From Alan: website-v2 is able to process adoc files.

Checking,

def convert_adoc_to_html(file_path, delete_file=True):

def process_adoc_to_html_content(content):

Very convenient.

That means GHA can just upload adoc files to S3 as-is.

sdarwin commented 4 months ago

More technical details about the same topic.

Currently, html-formatted release notes are imported from github. https://github.com/boostorg/website (the original website). The code to accomplish that is in versions/releases.py.

def get_release_notes_for_version(version_pk):
    """Retrieve the release notes for a given version.

Going forward, new release notes will be available in a different location, which is the S3 bucket STATIC_CONTENT_BUCKET_NAME. That bucket is already used for archives, site-docs, and site-pages. The folder release-notes/ will contain the release notes.

get_release_notes_for_version() should first check if the release-notes for a particular boost version are in s3://STATIC_CONTENT_BUCKET_NAME/release-notes/ . If yes, retrieve those. Otherwise, fallback to the existing behavior of going to https://github.com/boostorg/website.

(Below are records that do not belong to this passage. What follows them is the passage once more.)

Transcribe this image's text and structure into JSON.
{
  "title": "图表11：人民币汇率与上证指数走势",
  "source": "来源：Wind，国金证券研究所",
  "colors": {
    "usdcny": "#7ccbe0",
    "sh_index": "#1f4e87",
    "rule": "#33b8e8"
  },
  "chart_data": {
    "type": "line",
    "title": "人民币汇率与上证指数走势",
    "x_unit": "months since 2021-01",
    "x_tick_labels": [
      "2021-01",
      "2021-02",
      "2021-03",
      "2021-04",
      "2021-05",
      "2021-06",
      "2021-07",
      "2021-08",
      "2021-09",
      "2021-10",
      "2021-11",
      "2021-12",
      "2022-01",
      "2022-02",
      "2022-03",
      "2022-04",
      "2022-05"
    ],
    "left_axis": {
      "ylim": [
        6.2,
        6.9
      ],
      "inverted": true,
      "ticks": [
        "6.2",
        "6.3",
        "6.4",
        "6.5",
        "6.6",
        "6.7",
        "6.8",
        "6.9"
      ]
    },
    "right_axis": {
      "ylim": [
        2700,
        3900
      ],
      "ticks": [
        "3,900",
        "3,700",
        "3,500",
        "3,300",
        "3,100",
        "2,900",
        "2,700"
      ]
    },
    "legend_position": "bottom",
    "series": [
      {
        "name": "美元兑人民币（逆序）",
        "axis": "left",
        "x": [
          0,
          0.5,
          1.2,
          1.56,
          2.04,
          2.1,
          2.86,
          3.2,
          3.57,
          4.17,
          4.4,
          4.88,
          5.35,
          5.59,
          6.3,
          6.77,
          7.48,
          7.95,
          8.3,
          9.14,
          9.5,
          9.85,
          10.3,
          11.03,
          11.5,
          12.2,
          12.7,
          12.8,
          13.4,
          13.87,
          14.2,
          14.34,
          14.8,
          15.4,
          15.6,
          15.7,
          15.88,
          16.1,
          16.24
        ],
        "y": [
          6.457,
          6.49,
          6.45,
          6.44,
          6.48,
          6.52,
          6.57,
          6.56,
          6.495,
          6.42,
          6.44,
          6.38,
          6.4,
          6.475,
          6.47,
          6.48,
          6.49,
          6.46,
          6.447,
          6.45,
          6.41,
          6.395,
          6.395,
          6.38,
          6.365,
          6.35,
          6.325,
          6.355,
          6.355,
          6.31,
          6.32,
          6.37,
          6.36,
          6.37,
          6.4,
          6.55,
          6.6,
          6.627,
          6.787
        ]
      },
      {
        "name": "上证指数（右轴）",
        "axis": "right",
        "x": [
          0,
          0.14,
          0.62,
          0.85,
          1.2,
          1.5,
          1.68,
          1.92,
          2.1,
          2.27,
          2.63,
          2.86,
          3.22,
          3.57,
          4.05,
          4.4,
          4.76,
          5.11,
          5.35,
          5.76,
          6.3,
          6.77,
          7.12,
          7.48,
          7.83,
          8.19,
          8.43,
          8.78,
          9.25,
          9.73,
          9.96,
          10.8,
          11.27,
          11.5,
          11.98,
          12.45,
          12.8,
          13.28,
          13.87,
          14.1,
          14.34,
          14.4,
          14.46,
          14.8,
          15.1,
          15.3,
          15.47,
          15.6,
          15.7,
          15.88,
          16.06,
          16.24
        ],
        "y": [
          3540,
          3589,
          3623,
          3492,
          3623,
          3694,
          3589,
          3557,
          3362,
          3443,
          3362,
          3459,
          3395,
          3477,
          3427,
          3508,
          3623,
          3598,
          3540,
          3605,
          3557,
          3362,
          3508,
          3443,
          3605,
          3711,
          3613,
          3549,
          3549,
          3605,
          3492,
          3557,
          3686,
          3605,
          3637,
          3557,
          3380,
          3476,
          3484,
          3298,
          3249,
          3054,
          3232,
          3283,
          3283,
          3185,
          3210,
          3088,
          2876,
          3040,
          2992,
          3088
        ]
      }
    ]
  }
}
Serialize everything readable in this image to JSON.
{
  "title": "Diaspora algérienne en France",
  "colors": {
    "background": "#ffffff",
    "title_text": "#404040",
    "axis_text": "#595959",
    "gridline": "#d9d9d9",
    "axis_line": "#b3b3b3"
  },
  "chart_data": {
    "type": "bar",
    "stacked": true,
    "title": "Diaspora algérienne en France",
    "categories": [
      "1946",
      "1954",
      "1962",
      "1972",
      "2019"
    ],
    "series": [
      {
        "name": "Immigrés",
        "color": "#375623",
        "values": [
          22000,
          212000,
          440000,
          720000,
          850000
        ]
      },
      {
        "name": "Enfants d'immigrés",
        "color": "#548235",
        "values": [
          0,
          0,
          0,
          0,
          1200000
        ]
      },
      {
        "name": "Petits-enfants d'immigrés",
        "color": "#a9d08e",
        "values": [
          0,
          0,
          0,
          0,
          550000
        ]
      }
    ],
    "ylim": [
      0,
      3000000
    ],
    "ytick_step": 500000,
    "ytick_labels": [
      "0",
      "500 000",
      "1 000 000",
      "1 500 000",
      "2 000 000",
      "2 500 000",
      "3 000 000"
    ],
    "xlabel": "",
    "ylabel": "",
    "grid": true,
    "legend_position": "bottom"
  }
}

Per an earlier comment, website-v2 is able to parse Asciidoctor files. The content in S3 will be in adoc format. Convert to html when reading the files.

kennethreitz commented 4 months ago

This is extremely nuanced. I believe I saw a good solution to this mentioned on Slack. Does anyone recall the MVP (minimum viable product) we quazi-settled on?

sdarwin commented 4 months ago

Hi @kennethreitz ,

Here is a sort of high-level overview about how release notes are working currently.

boost.org:

boost.io:

future boost.io:

sdarwin commented 4 months ago

thinking about it more... S3 was added there in the last steps to facilitate processing/rendering of the asciidoctor page, so that a rendered page would be uploaded to S3.

However, github actions is actually uploading the asciidoctor page as-is. (see earlier comments about why)

That means, if it's easier, you can retrieve the release-notes from github https://github.com/boostorg/website-v2-docs

kennethreitz commented 4 months ago

I've reviewed the proposed steps and they look solid. Creating a release-notes/ directory and manually converting the latest notes to boost_1_85_0.adoc is a great foundation.

Integrating this into our GitHub Actions workflow to render and upload to S3, then ensuring the website fetches and displays them, will streamline the process and enhance accessibility.

This will make the release notes more accessible and organized, fitting perfectly into our workflow. Excited to see this implemented!

kennethreitz commented 4 months ago

Adopting Asciidoctor for generating release notes offers significant benefits over Quickbook. Asciidoctor reduces boilerplate, streamlining the creation process, and enhancing flexibility.